The MTU (Maximum Transmission Unit) is the size of the largest packet that can be sent in a single network transmission. If a packet exceeds the MTU of a link, the data must be split into multiple packets (fragmented). These multiple packets must be sent over the link, received, acknowledged, and reassembled at the far end. If your link is misconfigured, and you have to fragment every packet you send, your actual data transfer rate drops.

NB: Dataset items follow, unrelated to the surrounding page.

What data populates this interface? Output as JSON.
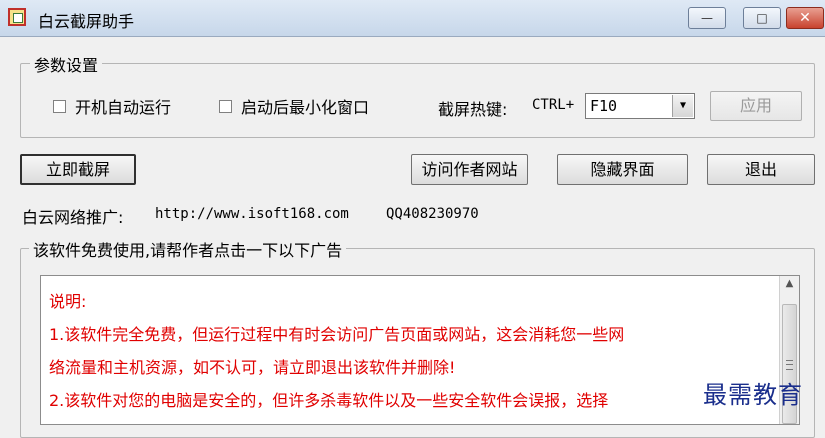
{
  "window": {
    "title": "白云截屏助手",
    "controls": {
      "minimize": "—",
      "maximize": "□",
      "close": "✕"
    }
  },
  "settings": {
    "group_label": "参数设置",
    "autostart_label": "开机自动运行",
    "autostart_checked": false,
    "minimize_label": "启动后最小化窗口",
    "minimize_checked": false,
    "hotkey_label": "截屏热键:",
    "hotkey_prefix": "CTRL+",
    "hotkey_value": "F10",
    "apply_label": "应用"
  },
  "actions": {
    "capture": "立即截屏",
    "visit": "访问作者网站",
    "hide": "隐藏界面",
    "exit": "退出"
  },
  "promo": {
    "label": "白云网络推广:",
    "url": "http://www.isoft168.com",
    "qq": "QQ408230970"
  },
  "ads": {
    "group_label": "该软件免费使用,请帮作者点击一下以下广告",
    "lines": [
      "说明:",
      "1.该软件完全免费，但运行过程中有时会访问广告页面或网站，这会消耗您一些网",
      "络流量和主机资源，如不认可，请立即退出该软件并删除!",
      "2.该软件对您的电脑是安全的，但许多杀毒软件以及一些安全软件会误报，选择"
    ]
  },
  "watermark": "最需教育",
  "colors": {
    "ad_text": "#e00000",
    "watermark": "#1a2e8c"
  }
}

Ethernet (wired) networks use an MTU of 1500 bytes.

Due to additional per packet overhead for WiFi (8 bytes PPPoE header), WiFi uses an MTU of 1492.

Your MTU should be set by your DHCP server, check your router's config.

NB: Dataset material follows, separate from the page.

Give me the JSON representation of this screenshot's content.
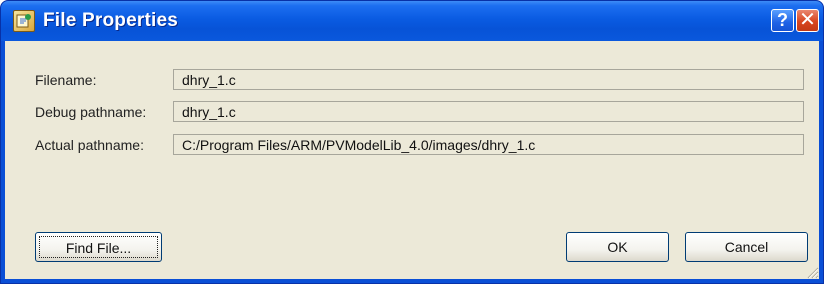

You can set your own MTU (setting does not persist over restarts) with

sudo ip link set dev name mtu 1492

where "name" is the interface name from above.

Here's an example:

walt@squid:~(0)$ ip link
1: lo: <LOOPBACK,UP,LOWER_UP> mtu 65536 qdisc noqueue state UNKNOWN mode DEFAULT group default qlen 1000
    link/loopback 00:00:00:00:00:00 brd 00:00:00:00:00:00
2: enp63s0: <NO-CARRIER,BROADCAST,MULTICAST,UP> mtu 1500 qdisc mq state DOWN mode DEFAULT group default qlen 1000
    link/ether 00:24:21:7f:e5:1c brd ff:ff:ff:ff:ff:ff
3: wlxf46d04b1790f: <NO-CARRIER,BROADCAST,MULTICAST,UP> mtu 1500 qdisc mq state DOWN mode DORMANT group default qlen 1000
    link/ether f4:6d:04:b1:79:0f brd ff:ff:ff:ff:ff:ff
walt@squid:~(0)$   sudo ip link set dev wlxf46d04b1790f mtu 1492
[sudo] password for walt: 
walt@squid:~(0)$ ip link
1: lo: <LOOPBACK,UP,LOWER_UP> mtu 65536 qdisc noqueue state UNKNOWN mode DEFAULT group default qlen 1000
    link/loopback 00:00:00:00:00:00 brd 00:00:00:00:00:00
2: enp63s0: <NO-CARRIER,BROADCAST,MULTICAST,UP> mtu 1500 qdisc mq state DOWN mode DEFAULT group default qlen 1000
    link/ether 00:24:21:7f:e5:1c brd ff:ff:ff:ff:ff:ff
3: wlxf46d04b1790f: <BROADCAST,MULTICAST,UP,LOWER_UP> mtu 1492 qdisc mq state UP mode DORMANT group default qlen 1000
    link/ether f4:6d:04:b1:79:0f brd ff:ff:ff:ff:ff:ff

My WiFi "interface name" is "wlxf46d04b1790f".